Wednesday, April 8, 2020

considerazioni non assembrate /11: sindromi

ascolto alla radio un sacco di gente in gamba. leggiucchio di gente esperta. tutti a suggestionare che dopo non sarà più la stessa cosa. e che bisogna mettere energie, testa, intelligenze a ripensare come sarà il dopo. che dovrebbe esserci un cambio di paradigma. o potrebbe esserci. lo scrissi, come a vederlo dentro un film onirico, i primi post di questi tempi nuovi. quelli esperti lo dettagliano meglio. per me una vaga intuizione. molto speranzosa e onusta di ottimismo sulle meraviglie di cui è capace l'animo umano.
ora invece non mi lascia il pensiero che potrebbe venirne fuori una pastetta global-gattopardesca. se non peggio. in fondo, giusto un secolo fa, cominciarono i rigurgiti fascio-nazisti. proprio dopo un periodo non esattamente semplicissimo. una guerra mondiale ed una pandemia a due ondate.
ecco.
tipo.
abbiamo il vantaggio che, avendo visto com'è andò, possiamo evitare di farlo. ma non è mica detto che ci si riesca del tutto.
ma tant'è.
chissà come sarà quelo dopo, globalissimamente.
in realtà mi è venuto da pensare che non penso più al dopo. quello prossimo in termini di tempo e di spazio personale. quel che sarà per me tra qualche giorno, o settimana, o mese.
non credo sia una questione di disperazione. semmai che sto concentrato sul momento, visto che non è proprio facilisssssssssssimo, per quanto privilegiato sia. la radio racconta di quel che c'è appena fuori. quindi meglio non distrarsi. e star sul pezzo. con imprescindibile commitment, come direbbero quelli bravi là dentro, che usano spesso queste locuzioni inglesi.

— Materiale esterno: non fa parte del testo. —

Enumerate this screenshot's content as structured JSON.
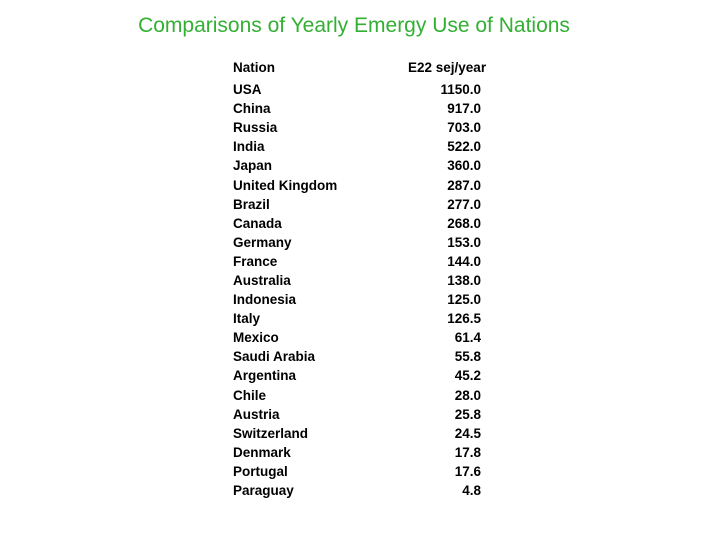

così mentre facevo la minzione prima della nanna ho pensato che chissà come saranno i primissimi dopo di un sacco di cose. come sarà stringere una mano. come sarà il primo abbraccio. come sarà il primo bacio amichevole. come sarà il primo bacio da lingua in bocca [sempre dovesse capitare]. come sarà la prima volta che farò all'ammmmmmore [sempre dovesse capitare]. come sarà rivedere matreme, fratteme. come sarà rivedere gli amici, se mi verrà voglia di non rivederne più alcuni. come sarà rivedere i colleghi. come sarà ritornare là dentro. come sarà rivedere il lago, i monti, il mare. come sarà saltare su di un treno ed andare da qualche parte con uno spirito vagamente da viaggio dentro, che non serviva andar lontano o andarci per molto, era per la stessa ragione del viaggio viaggiare [cit.].
i primissimi giorni pensavo che dopo sarebbe stato bellissimo, carico di un ritrovato senso di valore fondante e profondo.
ora mi riesce un po' meno.
di nuovo.
non è disperazione.
ma è come se tutto questo adesso mi facesse un po' di sottilissima paura. forse è il commitment per starsene con la massima efficienza, serenità, disposizione d'animo nel presente, che è complicatino. quindi un meccanismo psichicamente volto a preservare la salute della crapa. una roba autoimmune.
o forse è che ci si è nebulizzati con una variante della sindrome di stoccolma.
però, in questo momento, il primo pensiero sgorgante è che l'incerto dopo, magari, che venga anche un tocchettino dopo. che rimettere il muso fuori casa potrebbe anche non essere così banale, nei primissimi istanti del dopo.